Tak terasa setelah kepulangan ibu dari rumah sakit Borromeus Bandung pada tanggal 27 Pebruari 2011, kami & sekeluarga memutuskan merawat ibu dirumah saja. Mengingat beban penyakit yang ibu kami derita sudah sangat berat, dan keterbatasan finansial. Ya, mulai tanggal 28 Pebruari kami sekeluarga sepakat merawat dengan perlengkapan seadanya.
Dari hari ke hari kadang merasa kami tidak mampu dan secara mental kadang ada letupan emosional. Tapi untunglah PKS dari gereja kami secara rutin menyegarkan kondisi kami sekeluarga, berupa kegiatan doa, baca firman, atau sekedar sharing dan saling menguatkan iman kami.
Kesehatan ibu kami dari hari ke hari makin memburuk, karena infeksi dari tulang belakangnya yang makin meluas, kami berusaha sekedar memanggil dokter ke rumah, dan obat-obatan seadanya. Karena ibu kami sudah tidak bisa bangun bahkan untuk mengerakan kaki pun sudah tidak bisa, belom ditambah kondisi penyakit menahun Asma-nya. Untuk makan pun paling bisa bubur saring, atau kue yg dilarutkan dengan susu hangat dan itu pun cuma beberapa sendok saja setiap kali makannya.
Ibu kami bertahan karena ada bantuan oksigen yang terus menerus masuk lewat hidungnya. Dirawat dan diawasi 24 jam sehari.
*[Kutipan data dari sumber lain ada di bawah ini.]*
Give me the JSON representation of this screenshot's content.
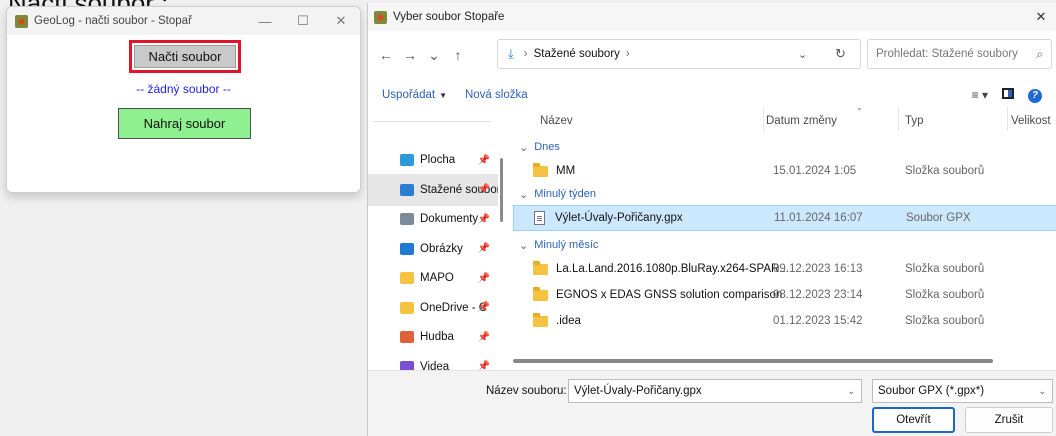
{
  "overlay_caption": "Načti soubor :",
  "app": {
    "title": "GeoLog - načti soubor - Stopař",
    "minimize": "—",
    "maximize": "☐",
    "close": "✕",
    "load_button": "Načti soubor",
    "status": "-- žádný soubor --",
    "upload_button": "Nahraj soubor",
    "colors": {
      "highlight": "#e0142a",
      "status_text": "#1d1ee8",
      "upload_bg": "#8ff08f"
    }
  },
  "dialog": {
    "title": "Vyber soubor Stopaře",
    "close": "✕",
    "nav": {
      "back": "←",
      "forward": "→",
      "history": "⌄",
      "up": "↑"
    },
    "address": {
      "folder": "Stažené soubory",
      "separator": "›"
    },
    "search_placeholder": "Prohledat: Stažené soubory",
    "toolbar": {
      "organize": "Uspořádat",
      "new_folder": "Nová složka"
    },
    "sidebar": [
      {
        "label": "Plocha",
        "icon": "desktop-icon",
        "color": "#2a9ad8"
      },
      {
        "label": "Stažené soubory",
        "icon": "download-icon",
        "color": "#2b7cd3"
      },
      {
        "label": "Dokumenty",
        "icon": "document-icon",
        "color": "#7a8a99"
      },
      {
        "label": "Obrázky",
        "icon": "pictures-icon",
        "color": "#1e7ad0"
      },
      {
        "label": "MAPO",
        "icon": "folder-icon",
        "color": "#f5c242"
      },
      {
        "label": "OneDrive - Č",
        "icon": "folder-icon",
        "color": "#f5c242"
      },
      {
        "label": "Hudba",
        "icon": "music-icon",
        "color": "#e0603a"
      },
      {
        "label": "Videa",
        "icon": "video-icon",
        "color": "#7b4fd0"
      }
    ],
    "columns": {
      "name": "Název",
      "date": "Datum změny",
      "type": "Typ",
      "size": "Velikost"
    },
    "groups": [
      {
        "label": "Dnes",
        "rows": [
          {
            "name": "MM",
            "date": "15.01.2024 1:05",
            "type": "Složka souborů",
            "kind": "folder"
          }
        ]
      },
      {
        "label": "Minulý týden",
        "rows": [
          {
            "name": "Výlet-Úvaly-Pořičany.gpx",
            "date": "11.01.2024 16:07",
            "type": "Soubor GPX",
            "kind": "file",
            "selected": true
          }
        ]
      },
      {
        "label": "Minulý měsíc",
        "rows": [
          {
            "name": "La.La.Land.2016.1080p.BluRay.x264-SPAR...",
            "date": "09.12.2023 16:13",
            "type": "Složka souborů",
            "kind": "folder"
          },
          {
            "name": "EGNOS x EDAS GNSS solution comparison",
            "date": "08.12.2023 23:14",
            "type": "Složka souborů",
            "kind": "folder"
          },
          {
            "name": ".idea",
            "date": "01.12.2023 15:42",
            "type": "Složka souborů",
            "kind": "folder"
          }
        ]
      }
    ],
    "filename_label": "Název souboru:",
    "filename_value": "Výlet-Úvaly-Pořičany.gpx",
    "filter": "Soubor GPX (*.gpx*)",
    "open_button": "Otevřít",
    "cancel_button": "Zrušit"
  }
}
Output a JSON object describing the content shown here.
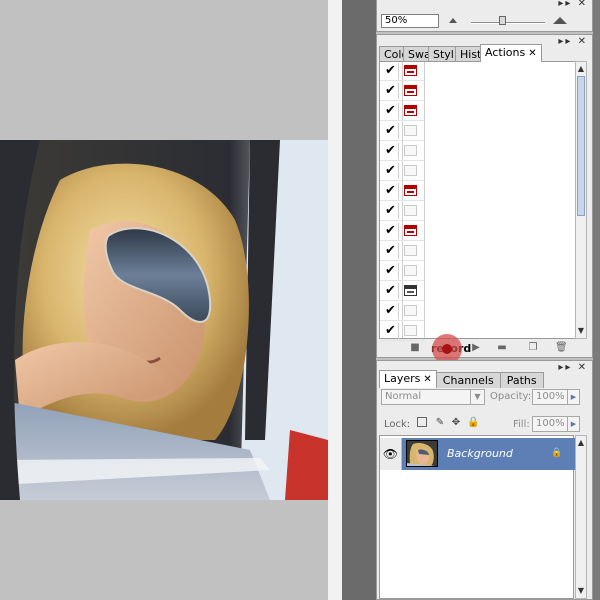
{
  "navigator": {
    "zoom_value": "50%",
    "zoom_out_icon": "small-mountain-icon",
    "zoom_in_icon": "large-mountain-icon",
    "panel_controls": "▸▸ ✕"
  },
  "actions_panel": {
    "panel_controls": "▸▸ ✕",
    "tabs": [
      {
        "label": "Colo"
      },
      {
        "label": "Swa"
      },
      {
        "label": "Styl"
      },
      {
        "label": "Hist"
      },
      {
        "label": "Actions",
        "close": "✕"
      }
    ],
    "rows": [
      {
        "check": "✔",
        "dialog": "red"
      },
      {
        "check": "✔",
        "dialog": "red"
      },
      {
        "check": "✔",
        "dialog": "red"
      },
      {
        "check": "✔",
        "dialog": "none"
      },
      {
        "check": "✔",
        "dialog": "none"
      },
      {
        "check": "✔",
        "dialog": "none"
      },
      {
        "check": "✔",
        "dialog": "red"
      },
      {
        "check": "✔",
        "dialog": "none"
      },
      {
        "check": "✔",
        "dialog": "red"
      },
      {
        "check": "✔",
        "dialog": "none"
      },
      {
        "check": "✔",
        "dialog": "none"
      },
      {
        "check": "✔",
        "dialog": "black"
      },
      {
        "check": "✔",
        "dialog": "none"
      },
      {
        "check": "✔",
        "dialog": "none"
      }
    ],
    "tooltip": "record",
    "toolbar": {
      "stop": "■",
      "play": "▶",
      "new_set": "▬",
      "new_action": "❐",
      "delete": "🗑"
    },
    "scroll_up": "▲",
    "scroll_down": "▼"
  },
  "layers_panel": {
    "panel_controls": "▸▸ ✕",
    "tabs": [
      {
        "label": "Layers",
        "close": "✕",
        "active": true
      },
      {
        "label": "Channels"
      },
      {
        "label": "Paths"
      }
    ],
    "blend_mode": "Normal",
    "opacity_label": "Opacity:",
    "opacity_value": "100%",
    "lock_label": "Lock:",
    "fill_label": "Fill:",
    "fill_value": "100%",
    "layers": [
      {
        "name": "Background",
        "visible_icon": "👁",
        "locked": "🔒"
      }
    ]
  },
  "colors": {
    "selected_layer": "#5d7fb6",
    "record_highlight": "#d64e4e",
    "workspace": "#6b6b6b"
  }
}
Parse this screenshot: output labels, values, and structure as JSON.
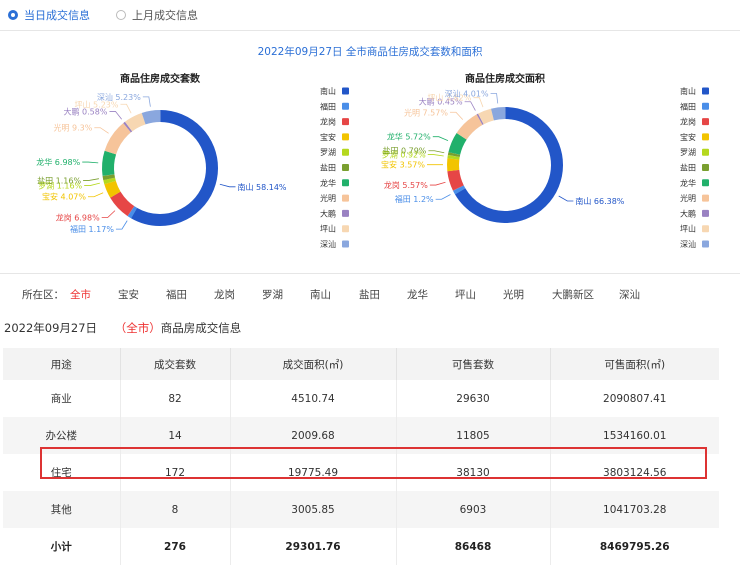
{
  "tabs": [
    {
      "label": "当日成交信息",
      "active": true
    },
    {
      "label": "上月成交信息",
      "active": false
    }
  ],
  "chart_title": "2022年09月27日 全市商品住房成交套数和面积",
  "chart_data": [
    {
      "type": "pie",
      "title": "商品住房成交套数",
      "labels": [
        "南山",
        "福田",
        "龙岗",
        "宝安",
        "罗湖",
        "盐田",
        "龙华",
        "光明",
        "大鹏",
        "坪山",
        "深汕"
      ],
      "values": [
        58.14,
        1.17,
        6.98,
        4.07,
        1.16,
        1.16,
        6.98,
        9.3,
        0.58,
        5.23,
        5.23
      ],
      "unit": "%"
    },
    {
      "type": "pie",
      "title": "商品住房成交面积",
      "labels": [
        "南山",
        "福田",
        "龙岗",
        "宝安",
        "罗湖",
        "盐田",
        "龙华",
        "光明",
        "大鹏",
        "坪山",
        "深汕"
      ],
      "values": [
        66.38,
        1.2,
        5.57,
        3.57,
        0.92,
        0.79,
        5.72,
        7.57,
        0.45,
        3.82,
        4.01
      ],
      "unit": "%"
    }
  ],
  "legend": {
    "items": [
      "南山",
      "福田",
      "龙岗",
      "宝安",
      "罗湖",
      "盐田",
      "龙华",
      "光明",
      "大鹏",
      "坪山",
      "深汕"
    ],
    "colors": [
      "#2256c8",
      "#4a8ee8",
      "#e64646",
      "#f2c400",
      "#b5d81e",
      "#7a9f2f",
      "#21b06b",
      "#f6c49a",
      "#9a82c2",
      "#f7d7b2",
      "#8aa7de"
    ]
  },
  "districts": {
    "label": "所在区：",
    "items": [
      "全市",
      "宝安",
      "福田",
      "龙岗",
      "罗湖",
      "南山",
      "盐田",
      "龙华",
      "坪山",
      "光明",
      "大鹏新区",
      "深汕"
    ],
    "active": "全市"
  },
  "table_title": {
    "date": "2022年09月27日",
    "scope_prefix": "（",
    "scope": "全市",
    "scope_suffix": "）",
    "suffix": "商品房成交信息"
  },
  "table": {
    "headers": [
      "用途",
      "成交套数",
      "成交面积(㎡)",
      "可售套数",
      "可售面积(㎡)"
    ],
    "rows": [
      [
        "商业",
        "82",
        "4510.74",
        "29630",
        "2090807.41"
      ],
      [
        "办公楼",
        "14",
        "2009.68",
        "11805",
        "1534160.01"
      ],
      [
        "住宅",
        "172",
        "19775.49",
        "38130",
        "3803124.56"
      ],
      [
        "其他",
        "8",
        "3005.85",
        "6903",
        "1041703.28"
      ],
      [
        "小计",
        "276",
        "29301.76",
        "86468",
        "8469795.26"
      ]
    ]
  }
}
Lawatan sanak sodara, atau sekedar saling memotifasi itulah yang mungkin membuat ibu kami masih bisa bertahan. Dan kami pun sering berdiskusi mengenai ini bersama keluarga dan kerabat dekat. Dan memang semua sudah angkat tangan, no idea, no power dan pasrah/berserah sepenuhnya kepada Tuhan.
Memasuki bulan April 2011, kondisi ibu kami sudah jarang sadar. Daya ingat sudah pudar, lidah membengkak, jangankan untuk makan untuk bicara saja sudah tidak bisa, hanya bahasa isyarat sebagai alat komunikasi dengan keluarga. Seperti inilah kondisi satu minggu sebelom ibu kami meninggal dunia.
Dan kita sebagai keluarga cuma bisa menangis, meratapi, dan berdoa kepada Tuhan. Memang inilah waktu yang telah ditentukan Tuhan, dan inilah kehendakNya yang Agung.